To cavers interested in cave science it would be an anathema to 'explore' caves without including an element of cave science in their work, whether it be carrying out measurements, plans and sections of the passages found, allied with a photographic and written record, or doing more involved hydrological, geomorphological, biological or archaeological studies. However, many caves in the UK have been sealed off through land, rock and sediment movements during the various ice ages and therefore contain relatively few deposits of archaeological interest, unlike caves in, say, France.
To purely sporting cavers 'exploring caves' even cave formations can be an anathema because they are interested in the physical and mental workout element of caving rather than avoiding breaking delicate projections for which they could well be criticised.
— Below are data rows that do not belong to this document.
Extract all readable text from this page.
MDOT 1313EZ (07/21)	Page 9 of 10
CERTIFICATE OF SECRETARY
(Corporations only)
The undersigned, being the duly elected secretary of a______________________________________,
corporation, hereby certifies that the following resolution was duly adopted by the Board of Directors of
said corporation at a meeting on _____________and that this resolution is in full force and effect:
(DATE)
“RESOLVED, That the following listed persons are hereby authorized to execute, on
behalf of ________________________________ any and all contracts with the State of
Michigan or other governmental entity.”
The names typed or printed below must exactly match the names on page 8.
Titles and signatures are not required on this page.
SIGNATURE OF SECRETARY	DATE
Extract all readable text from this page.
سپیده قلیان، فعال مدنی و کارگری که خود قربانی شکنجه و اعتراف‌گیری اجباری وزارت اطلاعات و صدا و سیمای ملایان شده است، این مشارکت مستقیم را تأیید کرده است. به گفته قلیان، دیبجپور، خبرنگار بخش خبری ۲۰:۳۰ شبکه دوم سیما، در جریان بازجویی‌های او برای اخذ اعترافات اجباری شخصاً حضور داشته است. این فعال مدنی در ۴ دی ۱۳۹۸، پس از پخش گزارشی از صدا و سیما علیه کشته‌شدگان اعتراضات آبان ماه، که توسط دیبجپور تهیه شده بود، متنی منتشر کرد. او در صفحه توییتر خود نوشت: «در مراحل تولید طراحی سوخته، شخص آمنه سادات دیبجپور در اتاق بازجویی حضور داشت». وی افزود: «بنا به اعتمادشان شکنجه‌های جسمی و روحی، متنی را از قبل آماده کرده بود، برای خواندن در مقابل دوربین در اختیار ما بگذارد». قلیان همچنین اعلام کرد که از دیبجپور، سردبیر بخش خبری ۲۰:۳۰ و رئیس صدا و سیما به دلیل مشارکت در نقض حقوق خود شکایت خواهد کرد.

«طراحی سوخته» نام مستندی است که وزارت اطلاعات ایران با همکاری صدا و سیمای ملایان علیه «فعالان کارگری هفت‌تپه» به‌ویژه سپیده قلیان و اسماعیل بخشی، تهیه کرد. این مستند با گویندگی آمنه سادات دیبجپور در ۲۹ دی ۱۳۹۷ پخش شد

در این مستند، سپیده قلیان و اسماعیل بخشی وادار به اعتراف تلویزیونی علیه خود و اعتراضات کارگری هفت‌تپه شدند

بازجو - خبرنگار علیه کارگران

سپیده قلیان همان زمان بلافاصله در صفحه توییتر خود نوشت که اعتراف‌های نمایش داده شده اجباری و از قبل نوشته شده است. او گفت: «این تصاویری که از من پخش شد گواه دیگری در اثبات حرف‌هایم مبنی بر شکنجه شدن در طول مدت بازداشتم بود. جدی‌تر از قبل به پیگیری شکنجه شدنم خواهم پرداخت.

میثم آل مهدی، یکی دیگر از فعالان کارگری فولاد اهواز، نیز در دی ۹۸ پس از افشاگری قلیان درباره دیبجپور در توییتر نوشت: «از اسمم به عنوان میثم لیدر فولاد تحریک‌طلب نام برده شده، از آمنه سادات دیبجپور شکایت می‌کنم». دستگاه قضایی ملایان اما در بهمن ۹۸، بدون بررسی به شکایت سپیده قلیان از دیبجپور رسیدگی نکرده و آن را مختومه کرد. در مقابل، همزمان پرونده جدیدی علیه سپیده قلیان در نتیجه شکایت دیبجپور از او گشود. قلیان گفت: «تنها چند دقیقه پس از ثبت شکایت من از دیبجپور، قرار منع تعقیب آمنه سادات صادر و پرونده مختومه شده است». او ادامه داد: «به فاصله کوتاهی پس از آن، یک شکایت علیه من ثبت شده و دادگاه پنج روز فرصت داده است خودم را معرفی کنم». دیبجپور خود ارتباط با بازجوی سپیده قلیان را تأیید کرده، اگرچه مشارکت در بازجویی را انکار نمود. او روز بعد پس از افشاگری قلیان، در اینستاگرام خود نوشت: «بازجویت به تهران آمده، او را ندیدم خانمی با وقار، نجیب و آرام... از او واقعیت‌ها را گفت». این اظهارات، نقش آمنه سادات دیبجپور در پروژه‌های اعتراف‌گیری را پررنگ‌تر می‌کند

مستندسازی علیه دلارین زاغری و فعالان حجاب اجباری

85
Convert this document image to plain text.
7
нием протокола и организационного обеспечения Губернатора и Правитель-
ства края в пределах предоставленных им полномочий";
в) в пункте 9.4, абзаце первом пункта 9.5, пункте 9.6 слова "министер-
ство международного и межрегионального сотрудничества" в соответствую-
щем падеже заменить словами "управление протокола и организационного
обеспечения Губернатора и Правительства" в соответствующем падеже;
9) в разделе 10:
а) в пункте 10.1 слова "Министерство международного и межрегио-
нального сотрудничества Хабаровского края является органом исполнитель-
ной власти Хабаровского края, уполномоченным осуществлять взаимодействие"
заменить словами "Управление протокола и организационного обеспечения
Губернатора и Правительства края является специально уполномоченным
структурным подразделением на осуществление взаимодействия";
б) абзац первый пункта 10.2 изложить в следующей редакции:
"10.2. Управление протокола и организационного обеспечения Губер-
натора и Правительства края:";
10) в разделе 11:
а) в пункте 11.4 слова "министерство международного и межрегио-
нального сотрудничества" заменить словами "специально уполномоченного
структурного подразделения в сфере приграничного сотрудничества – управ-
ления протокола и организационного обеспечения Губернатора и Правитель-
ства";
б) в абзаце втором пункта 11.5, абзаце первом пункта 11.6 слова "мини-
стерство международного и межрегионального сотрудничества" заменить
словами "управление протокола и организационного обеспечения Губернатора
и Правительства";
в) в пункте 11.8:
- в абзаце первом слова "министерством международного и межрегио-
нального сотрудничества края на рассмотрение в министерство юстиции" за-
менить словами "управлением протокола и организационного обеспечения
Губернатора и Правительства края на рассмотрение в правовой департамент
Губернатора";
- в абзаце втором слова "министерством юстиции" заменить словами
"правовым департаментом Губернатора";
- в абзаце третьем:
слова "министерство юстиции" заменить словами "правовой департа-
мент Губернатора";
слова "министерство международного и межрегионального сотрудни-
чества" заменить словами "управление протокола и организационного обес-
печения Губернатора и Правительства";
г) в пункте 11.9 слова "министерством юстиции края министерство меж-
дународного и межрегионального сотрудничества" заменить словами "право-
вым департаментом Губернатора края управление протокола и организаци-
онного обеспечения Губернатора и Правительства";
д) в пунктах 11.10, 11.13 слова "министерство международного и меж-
Certainly wasting time carrying out experimentation, making observations and writing down notes in the cave or doing scientific reports afterwards is beyond their comprehension.
It also depends what you mean by 'digs' because this can be as little as a few minutes or hours work to pass a short obstacle in an existing or newly discovered cave system, or it could be a project requiring many days, months or years commitment to a specific site or region, where the long-sought-after breakthrough can often elude many contributors to the work through the years.
What do you mean by 'qualified'? There are no 'qualifications' involved in making discoveries - 'exploration' requires a balance of enquiring intellect, experience and instinct, coupled with a good nerve, tempered by a sense of staying alive. You can guide but no more teach and grade the essence of exploration knowledge than you can inspired artistic or musical composition and realisation. In professional work - mine being in film-making - you can go on a work training course, as I did for film editing, and learn all about the science behind each aspect of the job - gamma, grading, decibels and peak programme meters - but such courses don't actually tell you how to edit
(the decision-making process behind where, how and when you make edits) because this is something which is learnt gradually through instinctive ability and experience.